If one were to integrate Erl’s work on the upper atmosphere with Bob’s work on ENSO variability but extend both to a peak to peak timescale of 1000 years then that could be progress but to produce the stratospheric temperature changes actually observed plus the observed effect on the surface air pressure distribution Erl (IMHO) would need to abandon the consensus view and embrace a reversed sign temperature effect in the atmosphere above the tropopause.
The two main problems for Erl are as foillows:
i) The stratosphere cooled when the sun was more active.
ii) The ocean heat content increased despite strong El Ninos whilst the sun was more active.
A workable hypothesis must deal with both those problems AND fit all other observations including the observed latitudinal jet stream shifting, the declining cloudiness and albedo during the late 20th century and the subsequent recovery, the stalling of the rise in global tropospheric temperatures to point up just a few.

Editor
September 27, 2011 5:57 am

Stephen Wilde says: “Unfortunately neither Bob nor Erl seems to be looking at the global climate cycling from MWP to LIA to date let alone the Roman Warm Period and the Dark Ages.”
And you continued, “If one were to integrate Erl’s work on the upper atmosphere with Bob’s work on ENSO variability but extend both to a peak to peak timescale of 1000 years then that could be progress but to produce the stratospheric temperature changes actually observed plus the observed effect on the surface air pressure distribution Erl (IMHO) would need to abandon the consensus view and embrace a reversed sign temperature effect in the atmosphere above the tropopause.”
You well aware that there’s no reliable data to use, so there’s no reason that you should continue to raise this topic and attempt to make Erl and I appear to be negligent in our research..

October 11, 2011 11:31 am

What does it mean?
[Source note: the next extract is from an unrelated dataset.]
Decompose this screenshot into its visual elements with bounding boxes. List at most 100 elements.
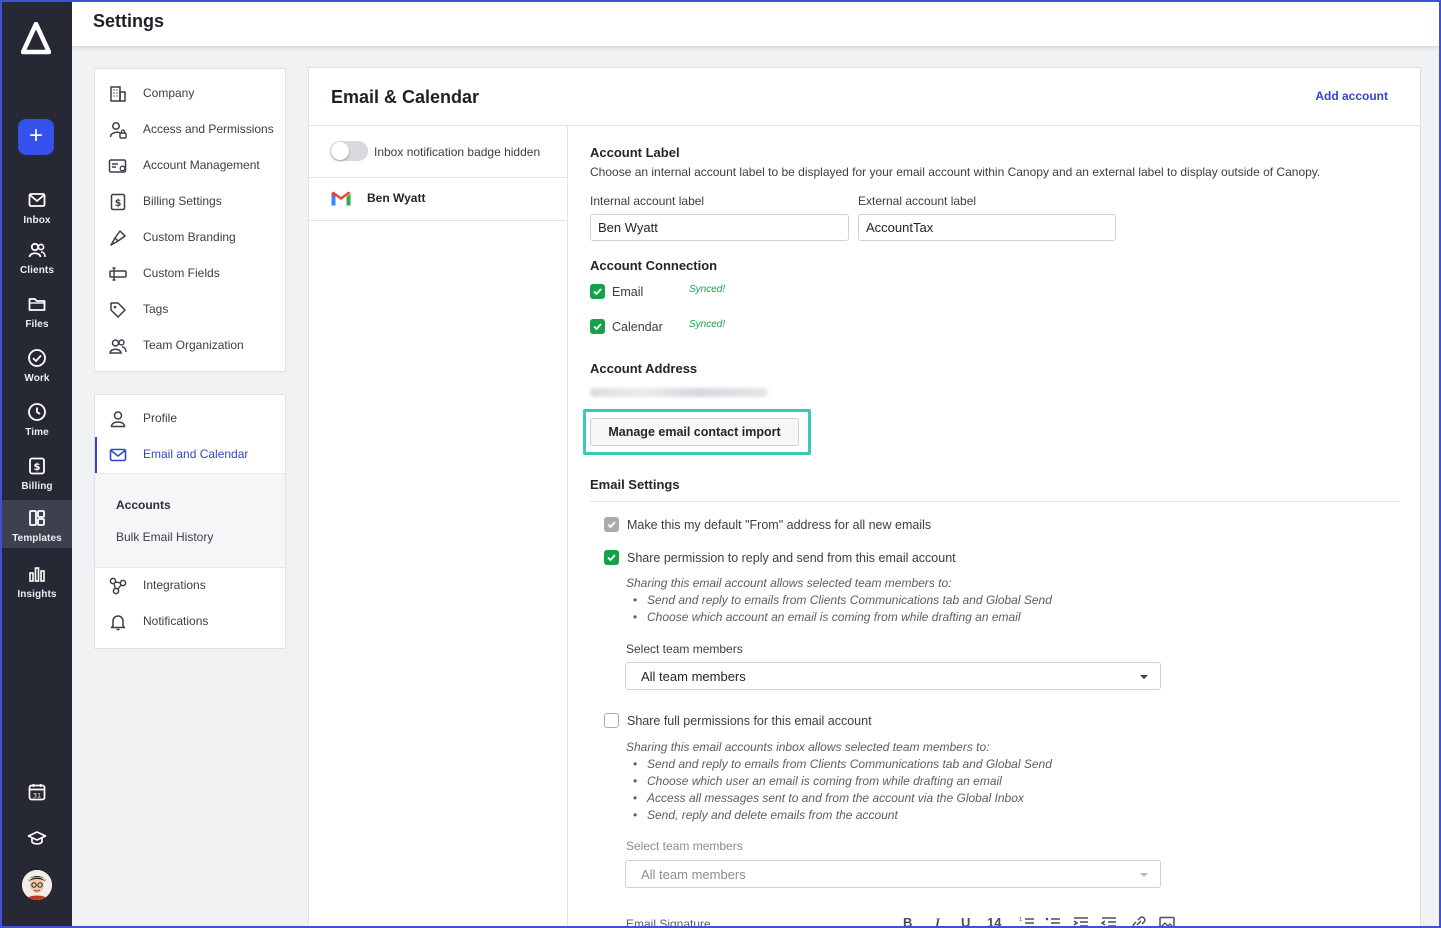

It means that we (Earth) and all the sun heliosphere are experiening a condensed version. Like you take spun cotton candy and squeeze it, it becomes more compact. Taking that a little further this condensed version of Sol’s heliosphere would mean that the compact form is just this little ball surrounding Sol, baring Jupiter, etc., to the cosmic (truly cosmic) wind.
It means this happens periodically as we humans ‘discover’ things like quasicrystals (already long discovered but ‘forgotten’ as to meaning), the ‘discovery’ of Mars supersaturated atmosphere due to this pressurizing event (not to the lack of dust particles for the water vapor to settle out on), and other endless ‘discoveries’ that are not discoveries at all, just repeating events which our past selves may have witnessed with more understanding than we are evidencing.
A clearer eye is needed to avoid hubris.